Austria

Austria

About the Unterweger farm

Founded in

1972

Peter Unterweger took the farm over from his father in 2005

Livestock

80 dairy cows plus followers

Employees

Family farm

Area

78 ha, including

64 ha grassland,

14 ha oats, millet, triticale

Soil type

Loam, some gravel soils, medium-heavy

Annual rainfall

Approx. 1,000 mm

CLAAS machinery

ARION 410

CORTO 3200 FN

DISCO 2650

LINER 1650 TWIN

About Austria

Population

Approx. 8.7 million

Total area

8.39 million ha (20.73 million acres)

Area under cultivation

2.73 million ha (6.74 million acres)

Including 1.30 million ha (3.2 million acres) permanent grassland and 1.36 million ha (3.3 million acres) arable land.

Number of farms

166,317,

including 92% sole traders

There are a lot of good farmers who do things right.

 

Agriculture in Austria is dominated by family-run and fairly small farms. This is partly due to the natural terrain – in other words, the mountains. The Unterwegers' farm is also in a hilly region where the main emphasis is on grassland. Austria makes a virtue of its natural features, and embarked on a consistent quality strategy many years ago. The percentage of mountain farms is very high (around 40%), and there are also large numbers of organic farms (around 18%). Austria's supermarkets now offer a very wide range of regional and organic products. Currently, 9% of butter sales and 19% of milk sales are organic, and demand is increasing. Austria's farmers are also among the youngest and best educated in the European Union.

 

Even against this background, the Unterwegers' decision to convert to organic farming was a long process. "We thought about it for at least ten years," says Peter, and his wife Maria agrees: "Even having the idea 'Why not go organic?' and starting to look into things took several years." But suddenly, the decision was made.

 

This was perhaps helped by talking to colleagues, which is very important to Peter, whether they are organic or conventional farmers: "There are a lot of good farmers who do things right," he says. He believes that you have to keep learning, your whole life long.

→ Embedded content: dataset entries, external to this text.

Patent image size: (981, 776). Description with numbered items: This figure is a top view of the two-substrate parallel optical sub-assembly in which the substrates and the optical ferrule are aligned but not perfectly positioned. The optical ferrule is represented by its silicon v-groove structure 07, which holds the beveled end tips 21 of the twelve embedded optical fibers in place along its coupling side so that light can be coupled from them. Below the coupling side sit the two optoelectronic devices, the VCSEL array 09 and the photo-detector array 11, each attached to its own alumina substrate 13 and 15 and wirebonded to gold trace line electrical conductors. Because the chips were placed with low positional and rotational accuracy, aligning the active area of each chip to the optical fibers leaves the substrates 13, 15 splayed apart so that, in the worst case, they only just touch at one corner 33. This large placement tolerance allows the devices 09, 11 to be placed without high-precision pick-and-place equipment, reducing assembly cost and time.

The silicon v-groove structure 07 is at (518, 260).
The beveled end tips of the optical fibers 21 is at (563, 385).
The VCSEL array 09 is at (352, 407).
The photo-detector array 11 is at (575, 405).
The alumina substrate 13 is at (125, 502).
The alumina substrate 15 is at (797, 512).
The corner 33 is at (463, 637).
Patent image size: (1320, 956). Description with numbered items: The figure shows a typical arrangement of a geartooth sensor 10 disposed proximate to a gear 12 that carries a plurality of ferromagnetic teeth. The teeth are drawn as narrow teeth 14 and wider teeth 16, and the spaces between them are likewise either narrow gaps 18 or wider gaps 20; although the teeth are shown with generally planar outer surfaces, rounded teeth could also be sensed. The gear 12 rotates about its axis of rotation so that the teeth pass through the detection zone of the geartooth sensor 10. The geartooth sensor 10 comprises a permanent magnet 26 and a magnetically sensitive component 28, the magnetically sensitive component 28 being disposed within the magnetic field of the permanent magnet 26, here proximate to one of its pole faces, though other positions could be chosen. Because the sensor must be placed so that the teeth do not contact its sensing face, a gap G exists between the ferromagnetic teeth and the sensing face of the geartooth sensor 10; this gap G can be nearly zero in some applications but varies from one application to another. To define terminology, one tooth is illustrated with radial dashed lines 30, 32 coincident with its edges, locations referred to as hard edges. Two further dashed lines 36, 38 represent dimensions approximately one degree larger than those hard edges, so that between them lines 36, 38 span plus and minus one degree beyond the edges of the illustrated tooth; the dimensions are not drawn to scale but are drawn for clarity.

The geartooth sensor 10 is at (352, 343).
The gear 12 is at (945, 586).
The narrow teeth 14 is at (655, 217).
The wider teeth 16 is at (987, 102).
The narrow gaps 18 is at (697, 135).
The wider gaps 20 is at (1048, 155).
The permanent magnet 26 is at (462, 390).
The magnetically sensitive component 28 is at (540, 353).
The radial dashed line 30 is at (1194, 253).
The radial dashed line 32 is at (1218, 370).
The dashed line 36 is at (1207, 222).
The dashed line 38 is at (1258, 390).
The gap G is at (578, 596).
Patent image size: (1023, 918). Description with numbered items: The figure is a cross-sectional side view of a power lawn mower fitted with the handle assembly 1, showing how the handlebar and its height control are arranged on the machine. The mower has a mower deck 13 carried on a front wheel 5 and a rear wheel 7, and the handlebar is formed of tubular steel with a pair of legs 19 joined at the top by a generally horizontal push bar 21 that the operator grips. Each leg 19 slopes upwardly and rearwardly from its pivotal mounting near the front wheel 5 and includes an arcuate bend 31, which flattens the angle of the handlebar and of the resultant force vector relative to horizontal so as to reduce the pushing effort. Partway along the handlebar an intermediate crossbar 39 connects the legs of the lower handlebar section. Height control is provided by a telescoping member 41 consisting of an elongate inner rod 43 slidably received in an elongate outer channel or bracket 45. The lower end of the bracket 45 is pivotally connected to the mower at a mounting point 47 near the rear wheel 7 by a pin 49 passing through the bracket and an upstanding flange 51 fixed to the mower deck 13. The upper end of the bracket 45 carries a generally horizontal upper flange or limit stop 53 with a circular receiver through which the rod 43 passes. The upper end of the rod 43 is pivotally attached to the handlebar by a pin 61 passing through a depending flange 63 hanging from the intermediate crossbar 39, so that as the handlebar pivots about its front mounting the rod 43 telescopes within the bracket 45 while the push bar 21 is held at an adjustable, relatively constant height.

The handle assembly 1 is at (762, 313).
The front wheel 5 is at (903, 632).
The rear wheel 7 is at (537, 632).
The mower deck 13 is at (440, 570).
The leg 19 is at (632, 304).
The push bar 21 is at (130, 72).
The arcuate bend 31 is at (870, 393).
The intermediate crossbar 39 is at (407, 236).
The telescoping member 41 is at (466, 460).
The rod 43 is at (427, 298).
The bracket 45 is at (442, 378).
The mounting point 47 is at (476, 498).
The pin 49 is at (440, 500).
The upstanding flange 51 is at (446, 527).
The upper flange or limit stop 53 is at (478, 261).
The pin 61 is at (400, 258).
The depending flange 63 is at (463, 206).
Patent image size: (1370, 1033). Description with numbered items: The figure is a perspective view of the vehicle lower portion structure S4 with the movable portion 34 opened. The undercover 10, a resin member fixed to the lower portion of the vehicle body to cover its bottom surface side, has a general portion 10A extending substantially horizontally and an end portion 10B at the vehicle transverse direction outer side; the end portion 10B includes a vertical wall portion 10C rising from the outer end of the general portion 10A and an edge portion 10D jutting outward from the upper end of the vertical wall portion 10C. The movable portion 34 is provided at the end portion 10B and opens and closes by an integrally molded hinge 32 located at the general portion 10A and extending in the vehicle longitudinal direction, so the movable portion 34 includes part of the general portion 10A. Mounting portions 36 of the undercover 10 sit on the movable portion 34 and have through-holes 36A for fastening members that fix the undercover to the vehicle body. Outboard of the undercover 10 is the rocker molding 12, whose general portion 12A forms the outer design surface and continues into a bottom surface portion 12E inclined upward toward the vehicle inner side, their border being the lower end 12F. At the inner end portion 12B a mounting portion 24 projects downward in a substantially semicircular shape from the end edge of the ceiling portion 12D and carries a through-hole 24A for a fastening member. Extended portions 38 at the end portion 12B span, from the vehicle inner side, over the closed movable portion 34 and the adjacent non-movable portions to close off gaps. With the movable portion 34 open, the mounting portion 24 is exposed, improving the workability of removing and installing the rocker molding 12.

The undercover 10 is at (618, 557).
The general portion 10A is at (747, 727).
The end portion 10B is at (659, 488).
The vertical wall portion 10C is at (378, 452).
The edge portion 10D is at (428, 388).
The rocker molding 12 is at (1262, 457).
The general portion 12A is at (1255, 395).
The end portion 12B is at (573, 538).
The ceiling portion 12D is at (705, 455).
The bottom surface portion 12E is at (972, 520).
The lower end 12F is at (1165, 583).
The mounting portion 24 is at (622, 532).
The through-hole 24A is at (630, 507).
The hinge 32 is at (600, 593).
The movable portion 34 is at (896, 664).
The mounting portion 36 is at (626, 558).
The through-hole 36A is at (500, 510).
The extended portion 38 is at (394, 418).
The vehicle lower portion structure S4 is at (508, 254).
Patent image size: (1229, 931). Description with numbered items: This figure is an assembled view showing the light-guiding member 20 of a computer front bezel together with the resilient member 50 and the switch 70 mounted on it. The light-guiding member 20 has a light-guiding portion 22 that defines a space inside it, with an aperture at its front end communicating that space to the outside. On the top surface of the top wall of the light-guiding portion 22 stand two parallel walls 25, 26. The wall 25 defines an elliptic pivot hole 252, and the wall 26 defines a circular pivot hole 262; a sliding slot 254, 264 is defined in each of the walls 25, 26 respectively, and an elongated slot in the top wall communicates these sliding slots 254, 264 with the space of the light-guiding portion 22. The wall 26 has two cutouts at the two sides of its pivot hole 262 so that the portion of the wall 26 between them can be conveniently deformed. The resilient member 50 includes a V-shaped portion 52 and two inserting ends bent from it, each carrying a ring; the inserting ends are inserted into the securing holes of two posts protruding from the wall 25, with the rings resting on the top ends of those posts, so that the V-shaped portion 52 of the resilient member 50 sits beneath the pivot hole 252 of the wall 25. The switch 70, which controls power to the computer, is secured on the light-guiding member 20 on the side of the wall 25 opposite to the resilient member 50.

Modern technology helps me to produce exactly the feed quality that I need.

 

What Peter likes best is being outside with nature, preparing pastures or working in the forest. "In the summer I can almost do without technology, because nothing is simpler than knocking in a few posts and leaving the cows in the pasture. But I need high-quality feed for the winter, and you only get that with efficient machines." Good service is just as important as the machines themselves. That's why Peter relies on his agricultural machinery dealer Bernhard Wölfleder, who he has known since kindergarten. When Bernhard switched from Steyr to CLAAS a few years ago, Peter was also persuaded. "The forage harvesting machines simply deliver the best quality," confirms Bernhard Wölfleder, and Peter adds: "I used to own tractors that I'd had for 20 years, and they were OK. But modern technology helps me to produce exactly the feed quality that I need."

 

Peter usually manages four cuts a year, although this varies from field to field. "Every pasture is at a different growth stage. There's also the weather risk, it's very changeable. If it's too wet, I can't always get into the meadows." So he harvests the meadows at different times. This is also the reason why he harvests his grass as bale silage instead of putting it into a clamp. It's more flexible and guarantees the same forage quality all the time, he explains. Peter mows and prepares the grass silage with his own machines, a CLAAS ARION 410 with a mower combination consisting of a CORTO and a DISCO, as well as a LINER 1650 TWIN swather. Baling and wrapping are carried out by contractors.